Billy Gillispie was fired after two seasons for going to the NIT in Year 2. (And for being a hugely difficult person to deal with, but let's not kid ourselves about the importance losing played in making that decision.) Tubby Smith was derided by fans as Ten-Loss Tubby for having half his 10 seasons at UK end with double-digit losses.
Now Calipari likely has himself an NIT team. And 11 losses on the year. How will the fans handle those heresies this time around?
Calipari also has a championship ring, of course. And another Final Four. But the vision of endless glory has now run into the brick wall of reload reality.
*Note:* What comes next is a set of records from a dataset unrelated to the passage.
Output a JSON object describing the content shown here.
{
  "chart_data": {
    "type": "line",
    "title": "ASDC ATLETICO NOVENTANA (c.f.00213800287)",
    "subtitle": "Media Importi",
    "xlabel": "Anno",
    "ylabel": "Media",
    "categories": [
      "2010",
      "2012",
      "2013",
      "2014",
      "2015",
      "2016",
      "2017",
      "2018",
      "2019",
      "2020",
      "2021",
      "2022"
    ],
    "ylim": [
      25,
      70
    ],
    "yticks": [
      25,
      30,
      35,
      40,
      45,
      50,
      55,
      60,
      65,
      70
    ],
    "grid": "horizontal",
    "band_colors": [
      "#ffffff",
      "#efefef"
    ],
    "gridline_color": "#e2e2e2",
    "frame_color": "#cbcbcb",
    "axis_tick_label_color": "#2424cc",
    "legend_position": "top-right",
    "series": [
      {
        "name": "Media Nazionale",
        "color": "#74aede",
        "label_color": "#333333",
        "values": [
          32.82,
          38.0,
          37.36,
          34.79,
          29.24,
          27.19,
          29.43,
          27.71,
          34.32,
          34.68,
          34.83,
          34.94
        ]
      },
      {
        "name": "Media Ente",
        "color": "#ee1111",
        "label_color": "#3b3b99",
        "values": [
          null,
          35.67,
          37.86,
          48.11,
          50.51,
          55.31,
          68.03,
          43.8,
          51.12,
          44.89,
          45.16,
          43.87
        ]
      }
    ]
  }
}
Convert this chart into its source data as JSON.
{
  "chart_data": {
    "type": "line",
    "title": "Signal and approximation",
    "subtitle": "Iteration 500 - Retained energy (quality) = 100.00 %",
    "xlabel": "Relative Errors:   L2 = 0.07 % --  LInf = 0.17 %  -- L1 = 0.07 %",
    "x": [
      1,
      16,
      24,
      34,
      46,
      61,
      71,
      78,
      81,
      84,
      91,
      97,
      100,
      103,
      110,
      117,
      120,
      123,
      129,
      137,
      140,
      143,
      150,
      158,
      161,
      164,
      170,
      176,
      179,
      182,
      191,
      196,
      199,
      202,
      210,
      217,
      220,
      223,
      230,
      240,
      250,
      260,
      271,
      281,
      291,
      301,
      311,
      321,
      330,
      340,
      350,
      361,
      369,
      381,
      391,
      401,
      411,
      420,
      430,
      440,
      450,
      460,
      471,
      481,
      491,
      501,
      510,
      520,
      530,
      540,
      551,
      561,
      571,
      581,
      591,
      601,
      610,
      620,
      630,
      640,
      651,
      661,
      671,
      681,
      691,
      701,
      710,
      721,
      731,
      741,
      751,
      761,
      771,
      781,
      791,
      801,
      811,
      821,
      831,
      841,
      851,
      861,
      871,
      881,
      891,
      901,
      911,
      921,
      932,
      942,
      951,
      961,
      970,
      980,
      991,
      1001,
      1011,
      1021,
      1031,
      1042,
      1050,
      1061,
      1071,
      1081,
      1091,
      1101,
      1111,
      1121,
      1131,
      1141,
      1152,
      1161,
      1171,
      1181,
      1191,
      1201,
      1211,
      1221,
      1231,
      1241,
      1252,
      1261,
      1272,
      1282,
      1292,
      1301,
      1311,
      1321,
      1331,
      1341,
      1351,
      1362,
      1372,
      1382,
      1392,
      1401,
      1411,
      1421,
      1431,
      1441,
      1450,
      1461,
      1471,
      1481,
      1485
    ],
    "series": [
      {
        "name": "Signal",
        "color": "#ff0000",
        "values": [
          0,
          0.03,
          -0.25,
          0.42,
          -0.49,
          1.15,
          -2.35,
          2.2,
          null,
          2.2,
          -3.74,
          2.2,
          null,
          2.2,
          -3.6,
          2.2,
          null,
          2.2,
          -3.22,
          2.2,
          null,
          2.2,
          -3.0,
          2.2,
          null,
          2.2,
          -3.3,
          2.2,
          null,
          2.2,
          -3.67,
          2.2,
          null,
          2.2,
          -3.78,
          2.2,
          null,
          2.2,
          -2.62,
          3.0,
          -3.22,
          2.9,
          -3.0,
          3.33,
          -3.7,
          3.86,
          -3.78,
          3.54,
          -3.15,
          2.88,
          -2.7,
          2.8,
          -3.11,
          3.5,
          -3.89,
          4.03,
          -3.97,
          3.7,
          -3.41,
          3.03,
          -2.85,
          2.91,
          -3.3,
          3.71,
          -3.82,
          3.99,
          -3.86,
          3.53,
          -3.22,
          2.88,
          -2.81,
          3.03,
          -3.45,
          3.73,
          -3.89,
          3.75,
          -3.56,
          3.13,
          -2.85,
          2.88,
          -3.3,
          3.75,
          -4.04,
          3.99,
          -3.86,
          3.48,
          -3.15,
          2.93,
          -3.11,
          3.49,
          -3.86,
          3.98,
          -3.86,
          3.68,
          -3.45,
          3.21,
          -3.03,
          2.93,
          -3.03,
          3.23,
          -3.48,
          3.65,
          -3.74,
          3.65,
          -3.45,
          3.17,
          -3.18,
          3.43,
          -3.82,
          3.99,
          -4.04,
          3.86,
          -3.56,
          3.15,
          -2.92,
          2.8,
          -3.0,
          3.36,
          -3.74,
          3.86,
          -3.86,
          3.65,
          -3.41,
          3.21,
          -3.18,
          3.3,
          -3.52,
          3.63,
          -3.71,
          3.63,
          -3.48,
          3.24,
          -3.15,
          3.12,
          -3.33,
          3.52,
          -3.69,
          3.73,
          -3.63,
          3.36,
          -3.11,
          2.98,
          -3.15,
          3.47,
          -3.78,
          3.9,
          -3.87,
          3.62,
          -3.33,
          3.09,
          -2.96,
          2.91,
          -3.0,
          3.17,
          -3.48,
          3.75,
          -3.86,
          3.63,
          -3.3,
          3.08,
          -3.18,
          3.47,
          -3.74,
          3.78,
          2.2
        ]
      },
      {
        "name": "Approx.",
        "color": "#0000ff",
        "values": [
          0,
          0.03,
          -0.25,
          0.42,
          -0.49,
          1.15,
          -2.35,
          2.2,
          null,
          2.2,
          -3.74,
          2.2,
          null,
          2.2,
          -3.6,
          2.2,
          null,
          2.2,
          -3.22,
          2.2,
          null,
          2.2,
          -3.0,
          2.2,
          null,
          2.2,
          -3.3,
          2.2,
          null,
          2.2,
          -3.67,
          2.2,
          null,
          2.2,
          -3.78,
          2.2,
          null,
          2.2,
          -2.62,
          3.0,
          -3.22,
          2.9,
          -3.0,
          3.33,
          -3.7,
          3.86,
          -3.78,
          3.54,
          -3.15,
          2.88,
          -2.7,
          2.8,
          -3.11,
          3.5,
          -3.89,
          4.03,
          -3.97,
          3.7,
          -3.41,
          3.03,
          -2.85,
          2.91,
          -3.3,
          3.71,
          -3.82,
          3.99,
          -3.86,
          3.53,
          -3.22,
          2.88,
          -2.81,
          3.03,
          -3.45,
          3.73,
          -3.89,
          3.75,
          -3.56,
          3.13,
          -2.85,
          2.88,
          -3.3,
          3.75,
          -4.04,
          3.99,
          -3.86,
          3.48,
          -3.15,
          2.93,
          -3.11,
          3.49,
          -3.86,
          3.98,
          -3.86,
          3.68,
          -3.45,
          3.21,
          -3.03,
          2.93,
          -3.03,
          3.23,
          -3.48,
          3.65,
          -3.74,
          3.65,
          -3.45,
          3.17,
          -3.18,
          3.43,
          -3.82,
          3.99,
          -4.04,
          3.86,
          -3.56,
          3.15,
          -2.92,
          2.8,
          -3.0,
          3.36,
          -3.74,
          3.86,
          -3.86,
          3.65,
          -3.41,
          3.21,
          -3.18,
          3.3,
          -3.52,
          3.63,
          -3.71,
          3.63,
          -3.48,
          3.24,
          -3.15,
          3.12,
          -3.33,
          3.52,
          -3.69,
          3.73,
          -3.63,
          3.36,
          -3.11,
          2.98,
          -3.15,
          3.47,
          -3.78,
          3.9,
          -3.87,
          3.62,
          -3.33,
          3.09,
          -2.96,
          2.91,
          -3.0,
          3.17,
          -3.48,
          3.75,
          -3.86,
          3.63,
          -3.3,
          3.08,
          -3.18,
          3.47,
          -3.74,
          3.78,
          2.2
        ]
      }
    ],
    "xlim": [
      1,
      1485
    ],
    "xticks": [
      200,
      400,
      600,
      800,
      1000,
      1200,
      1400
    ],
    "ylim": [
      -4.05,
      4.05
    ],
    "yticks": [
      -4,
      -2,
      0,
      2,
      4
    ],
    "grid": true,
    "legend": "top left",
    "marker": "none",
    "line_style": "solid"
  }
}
Throwing together a team on the fly every year isn't going to work every time – and when it doesn't work, the results can be ugly. This team wasn't just young, it appeared dysfunctional and unenthused and unhappy much of the time. Adversity rarely brought out the best in these 'Cats.
Operation Reload may well work again next year, when Kentucky is bringing in another armada of hamburger All-Americans. But I suspect Calipari will make sure he has a few more veterans and a few more reliable bodies to balance out the roster, too.
The 2011 Final Four wouldn't have happened without Gillispie recruits DeAndre Liggins and Josh Harrellson. The 2012 title wouldn't have happened without Gillispie recruit Darius Miller and sophomores Terrence Jones and Doron Lamb.
So some of the current freshmen who arrived in Lexington billed as one-and-done material might be around for at least one more season. They would seem to need the seasoning, and Kentucky could certainly use the depth and experience – no matter how much talent the new guys possess.
But that's next year. Before turning the page to 2013-14, Kentucky fans have an NCAA tournament selection show to avoid at all cost. Yahtzee, anyone?